The authority needs to be more open about the number of deaths from MRSA. Ho says that assuming a fatality rate of one third - which is not inconsistent with a figure for 2008 found in a document on the authority website - more than 200 died last year. Not only is that a lot, Ho said, but 'these deaths were potentially preventable'. If this is so, it is not acceptable in a city that prides itself on its health system.

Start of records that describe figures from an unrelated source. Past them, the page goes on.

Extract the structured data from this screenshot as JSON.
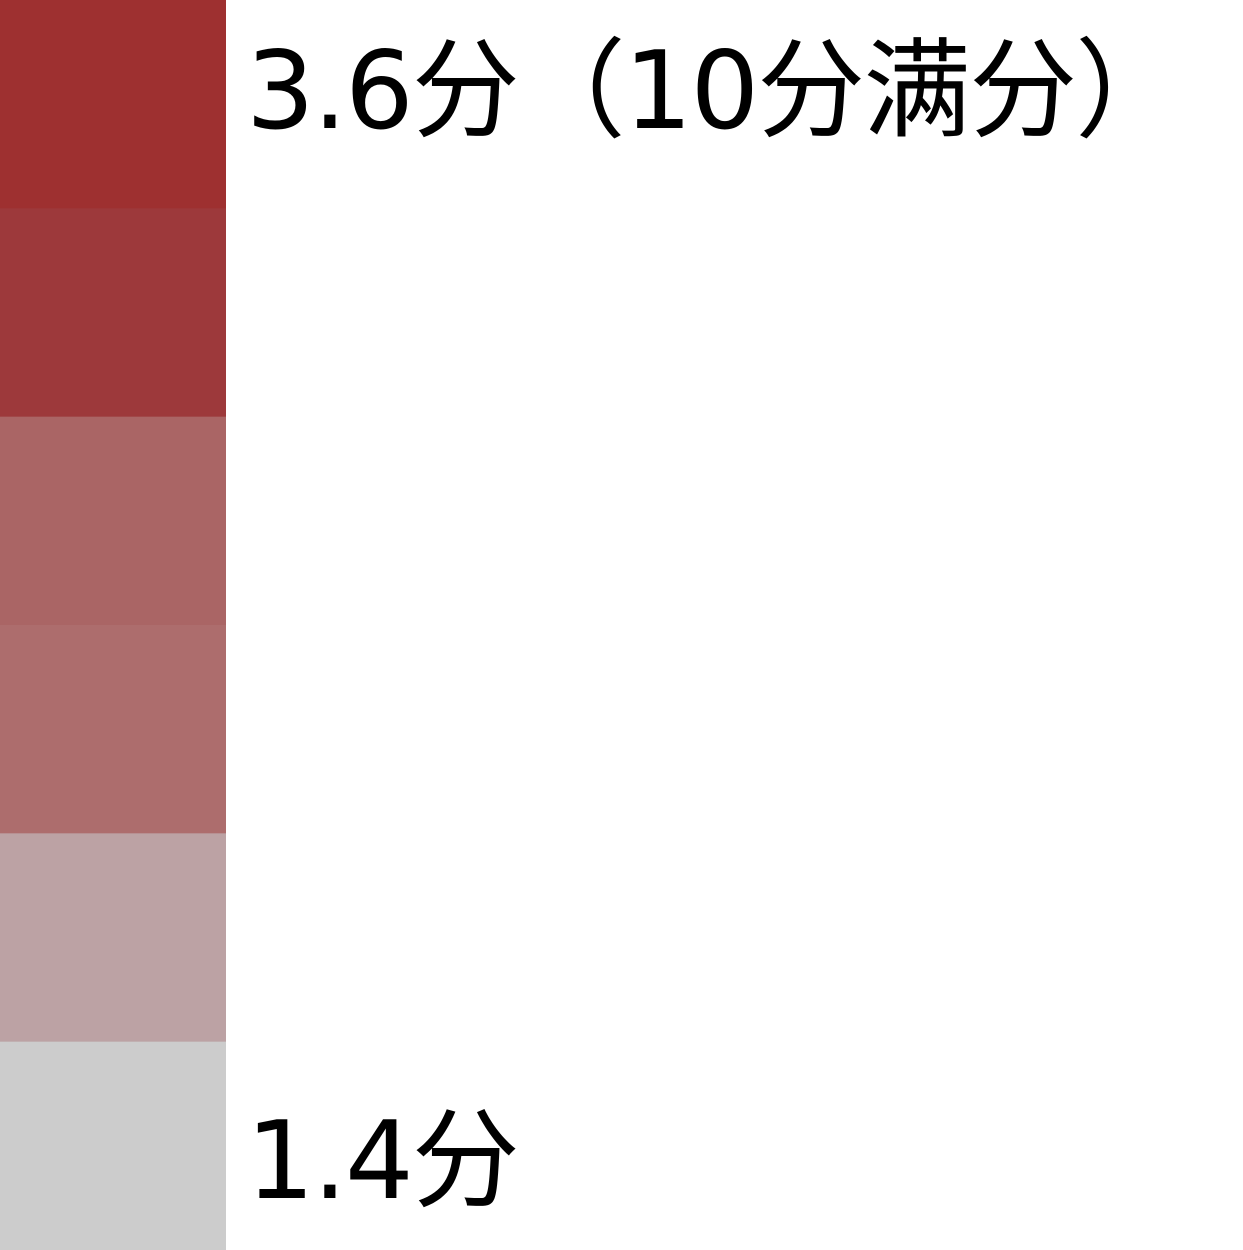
{
  "chart_data": {
    "type": "heatmap",
    "legend_type": "color-scale",
    "labels": {
      "max": "3.6分（10分满分）",
      "min": "1.4分"
    },
    "range": [
      1.4,
      3.6
    ],
    "full_scale": 10,
    "steps": [
      {
        "color": "#9e3030"
      },
      {
        "color": "#9d393b"
      },
      {
        "color": "#aa6565"
      },
      {
        "color": "#ad6d6d"
      },
      {
        "color": "#bca2a4"
      },
      {
        "color": "#cccccc"
      }
    ]
  }
}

Hong Kong is not alone in facing this problem. It can draw favourable comparisons with many other countries in its attempts to combat it. The benefits of full exposure - and a stronger response to the threat - are also to be found overseas. Before 2005 British officials and health professionals were resigned to drug-resistant infections being so common there was not much to be done about them. Then a series of scathing reports on hospital infection rates forced them to launch an intensive campaign to combat them, resulting in MRSA bloodstream infections falling 70 per cent in five years.
So what has gone wrong in Hong Kong, which has been unable to sustain an initial drop of 10 per cent in infections in the 15 hospitals that handle acute cases after they were first tracked in 2007? Officials cite competing priorities like staffing, infrastructure and swine flu. It sounds more like a failure to prioritise and the lack of sense of urgency. It can't, surely, be due to a lack of money.
If the authority is to achieve its target of a 34 per cent reduction on 2007 drug-resistant infection levels, it should start by being more open about the figures. Concerns that people might then be afraid to go into hospitals underestimate the public's intelligence. Ignorance and misconceptions are greater worries. If officials still need convincing, full transparency would help drive home the dangers of overuse and abuse of antibiotics, the root cause of drug resistance.